Iran in the past has turned over some suspects, but Richard Boucher, the State Department spokesman, said: "We are not aware of any particular progress with regards to the Al Qaeda who are currently in detention."
And, Boucher said, the Iranians themselves have said they were holding senior officials of the terror network headed by Usama bin Laden.
American counter-terrorism officials said last week that a handful of senior Al Qaeda operatives who fled to Iran after the war in Afghanistan two years ago may have developed a working relationship with a secretive military unit linked to Iran's religious hard-liners.
The U.S. government isn't certain of the extent of the contacts with the Iranian unit, called the Qods Force, said the officials, who spoke on condition of anonymity.
U.S. officials have said intelligence suggests that Al Qaeda figures in Iran include Saif al-Adl, a top Al Qaeda agent possibly connected to bombings in Riyadh, Saudi Arabia, last May; Abu Mohammed al-Masri, wanted in connection with the bombings of two U.S. embassies in East Africa in 1998; Abu Musab Zarqawi, whom some U.S. officials describe as the key link between Al Qaeda and toppled Iraqi leader Saddam Hussein; and Usama bin Laden's eldest son, Saad.
The Al Qaeda operatives are believed to have fled to Iran from neighboring Afghanistan during the Taliban's fall in late 2001 or early 2002.
Iranian spokesman Asefi, when asked Sunday how many Al Qaeda operatives were in Iranian custody, said only they had "a number of them." He said Iran would not reveal the number and names of Al Qaeda suspects in custody for security reasons.
Intelligence Minister Ali Yunesi confirmed for the first time in July that Iran was holding "a large number of small and big-time elements of Al Qaeda."
On the nuclear front, Iran last week promised European governments it would expand IAEA inspections and suspend enrichment of uranium in response to suspicions it is developing a nuclear weapons program.
"We're looking for action," Boucher said, sounding a skeptical note.
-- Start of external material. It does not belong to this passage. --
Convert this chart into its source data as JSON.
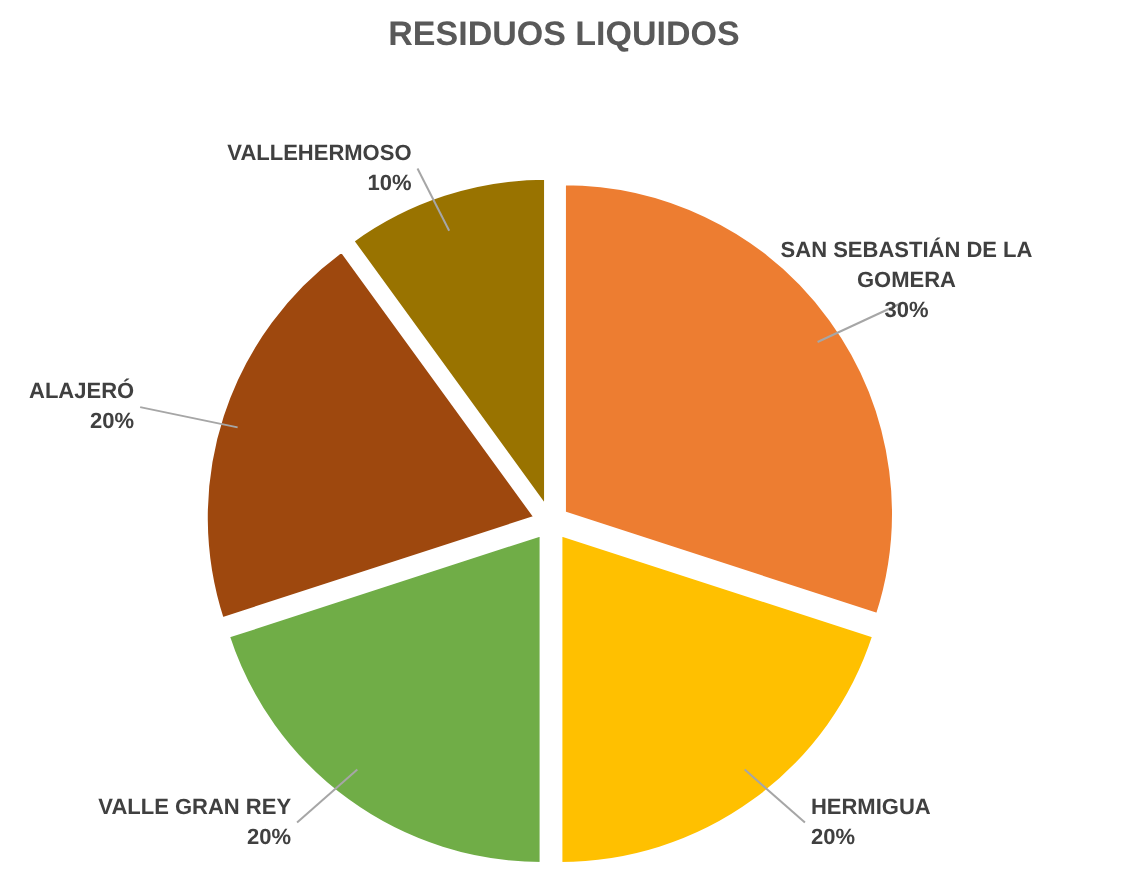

Until that happens, the spokesman said he could not speculate on any improvement in relations. http://www.foxnews.com.edgesuite.net/story/0,2933,101370,00.html
I was just speaking with friends in Iran and they are telling me that Iranians inside Iran are celebrating American holidays. They are getting together in secret to celebrate Halloween and buying turkey's to celebrate our Thanksgiving. Interesting.